If we adopt this sense regarding teaching, it is possible that the task of educating can also be understood as a responsibility of transmitting the world in ways of lives and not leaving the rest alone barely with their own resources to cope with as good or bad as they can. It also means saying that between teaching and learning there is an abyss, an infinite distance.
Offering signs that others will decipher at their time and in their way: that is the question. Teaching cannot cross through both aspects in the same way; it can be interested in that, yes, of course, but it cannot guarantee that what is learned is what is taught, or that what is learned is learned at the same time as it is taught.
That makes us face the second essential dimension of this discussion: how to think and how to make education be, in effect, for everybody; that is, neither for some nor for the others, but rather for what is common, the common good.
I would like to understand the common as the public, what is everybody’s, in effect.

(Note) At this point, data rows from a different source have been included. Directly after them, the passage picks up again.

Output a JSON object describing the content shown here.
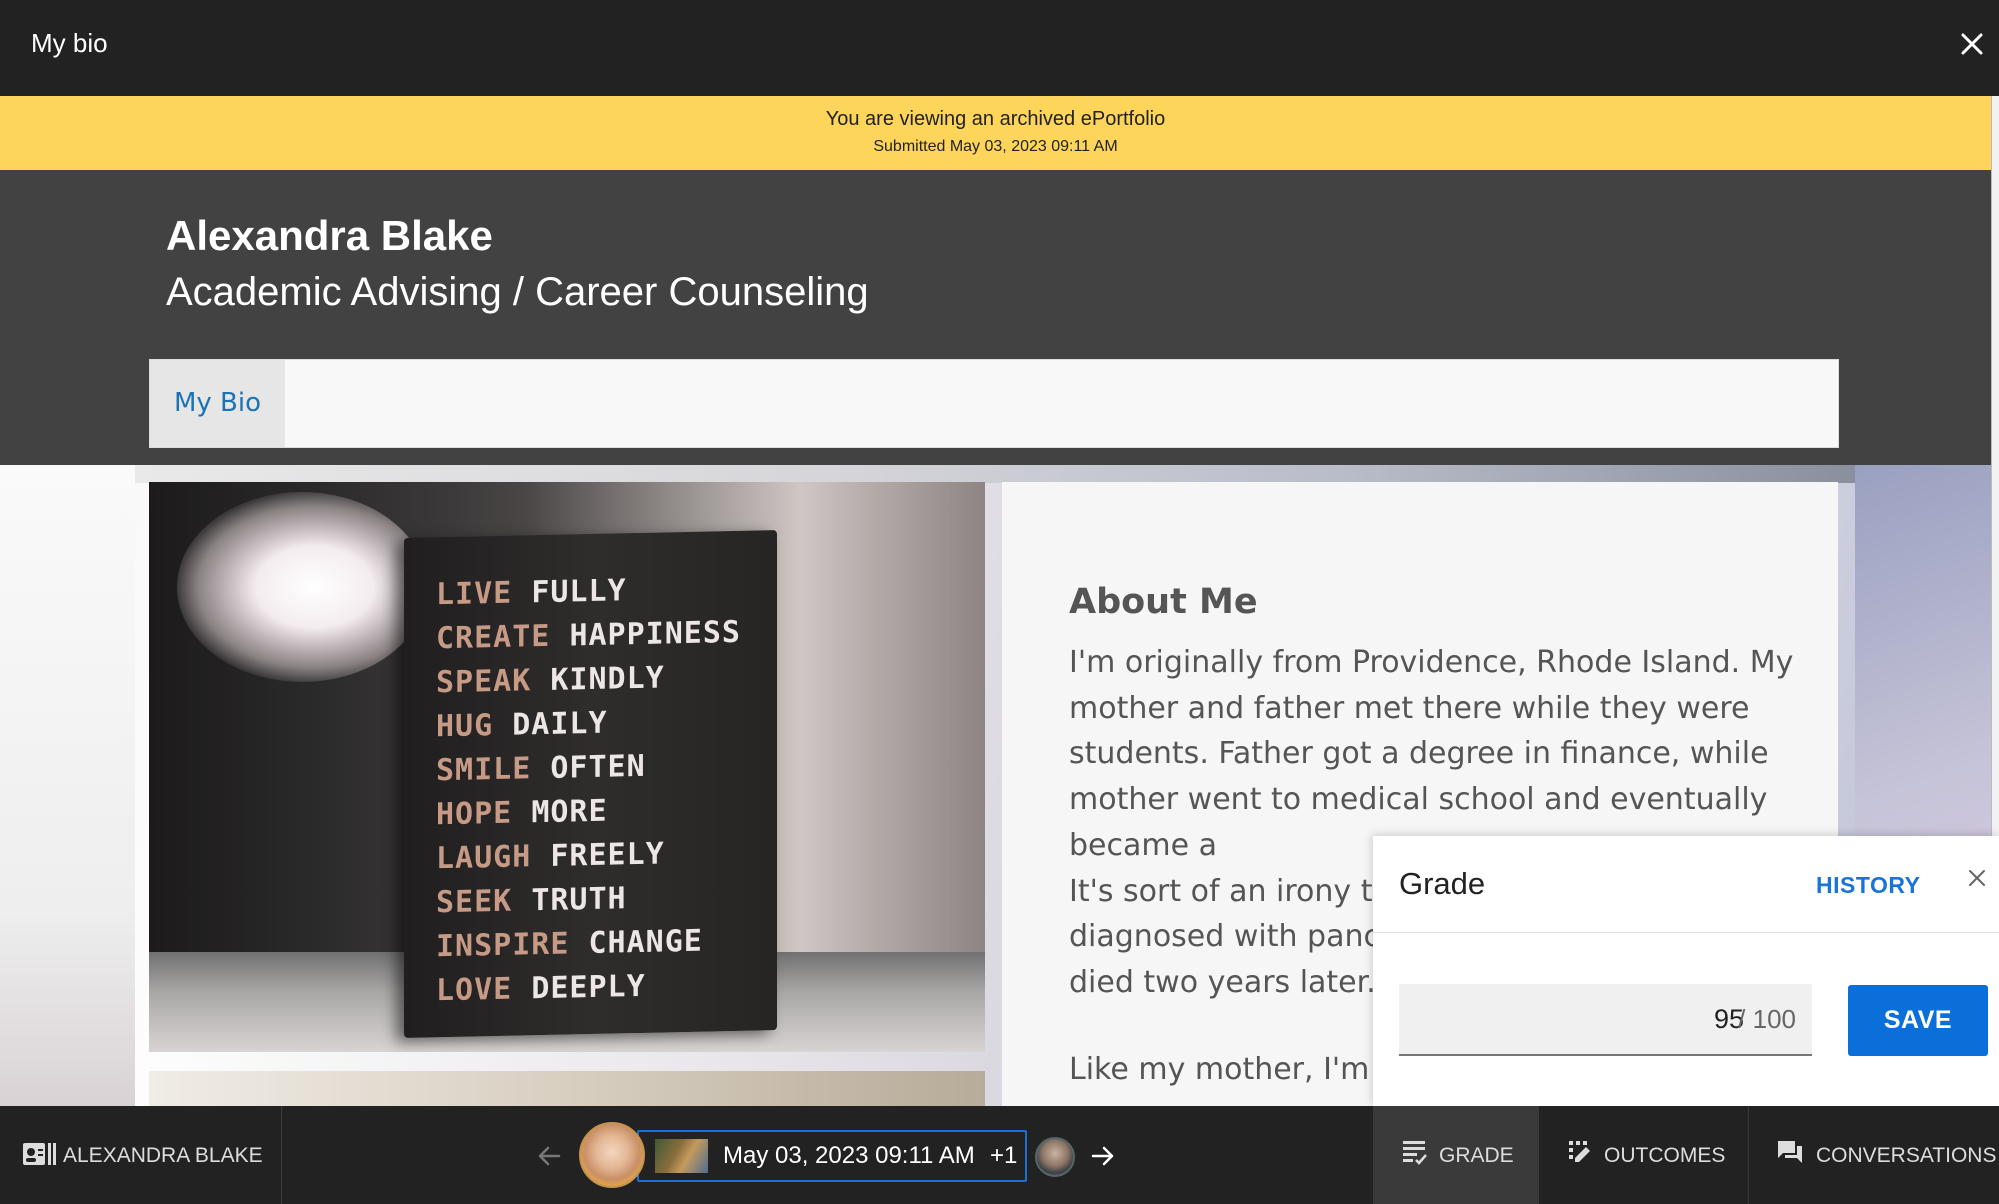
{
  "window": {
    "title": "My bio"
  },
  "banner": {
    "line1": "You are viewing an archived ePortfolio",
    "line2": "Submitted May 03, 2023 09:11 AM",
    "color": "#fcd55a"
  },
  "portfolio": {
    "owner_name": "Alexandra Blake",
    "subtitle": "Academic Advising / Career Counseling",
    "nav": [
      {
        "label": "My Bio",
        "active": true
      }
    ]
  },
  "photo_text": [
    {
      "a": "LIVE",
      "b": "FULLY"
    },
    {
      "a": "CREATE",
      "b": "HAPPINESS"
    },
    {
      "a": "SPEAK",
      "b": "KINDLY"
    },
    {
      "a": "HUG",
      "b": "DAILY"
    },
    {
      "a": "SMILE",
      "b": "OFTEN"
    },
    {
      "a": "HOPE",
      "b": "MORE"
    },
    {
      "a": "LAUGH",
      "b": "FREELY"
    },
    {
      "a": "SEEK",
      "b": "TRUTH"
    },
    {
      "a": "INSPIRE",
      "b": "CHANGE"
    },
    {
      "a": "LOVE",
      "b": "DEEPLY"
    }
  ],
  "about": {
    "heading": "About Me",
    "paragraph": "I'm originally from Providence, Rhode Island. My mother and father met there while they were students. Father got a degree in finance, while mother went to medical school and eventually became a",
    "paragraph_cont": "It's sort of an irony th",
    "paragraph_cont2": "diagnosed with panc",
    "paragraph_cont3": "died two years later.",
    "paragraph2": "Like my mother, I'm"
  },
  "grade_panel": {
    "title": "Grade",
    "history_label": "HISTORY",
    "score": "95",
    "out_of": "/ 100",
    "save_label": "SAVE",
    "accent": "#0a6fd8"
  },
  "bottom_bar": {
    "student_label": "ALEXANDRA BLAKE",
    "submission_date": "May 03, 2023 09:11 AM",
    "more_count": "+1",
    "tabs": [
      {
        "label": "GRADE",
        "icon": "grade-icon",
        "active": true
      },
      {
        "label": "OUTCOMES",
        "icon": "outcomes-icon",
        "active": false
      },
      {
        "label": "CONVERSATIONS",
        "icon": "conversations-icon",
        "active": false
      }
    ]
  }
}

However, as soon as it is mentioned the “everybody,” the “totality,” I also feel that something escapes me.
From certain hegemonic past to certain plural present, something has weakened in the pedagogic construction process. We judge the past of school education as exclusionary, homogenizing and we wish for the future schools that listen to singular lives. However, how do we live in the present institutions, between an idea of the homogenous and the idea of the different?
Confusions are common and certain discouragement seems to occupy the place of the utopia. In principle, it is worth stating that schools are not already made, they need to be made. It seems a rather clumsy and too evident truth. However, it is worth insisting on it: schools do not possess a model external to themselves and it is its daily activities in the everyday gestures, words, and actions what produces it. Any attempt at showing a model of school inwardness from the exteriority—being that foreign or native—produces a change in language, a certain untranslatability.
I would like to summarize here this confusion in an idea not so clear, but that maybe it can help dissolve the opposition between the singular and the common: by teaching, you can teach anyone and each one.
What I need to teach—that is, what I already know and what I still do not know, the a lot and the few, the relevant and the superfluous, what is near and what is far away from my life and other lives—should be offered to whomever, despite how it is received, what s/he does with it, and when. If I do not direct the message to whomever, it would be impossible even to start to chat.
This is for me the most revealing and accurate notion of equality: to consider whomever, with no exceptions, an equal. Thus, equality cannot be something that will occur afterwards because of the effects of certain type of educational proposal, but rather it must be immediate, first. However, it is evident that also what is taught produces different effects in each one. Therefore, if the beginning of the educational is demarcated by equality, its destiny will, always, be the singularity. That is what the art of educating becomes: in knowing, in some way, in which moment we are targeting whomever and in which moment we are targeting each one.
And the future? I have problems with the idea of future in education. I am not convinced by those prebuilt or prefabricated futures. I am not moved by the image of what something, someone, will become afterwards. I have the impression that in the name of the future we have postponed the present, our only real time, our only existential time, where time, life, and world possess, perhaps, some sense.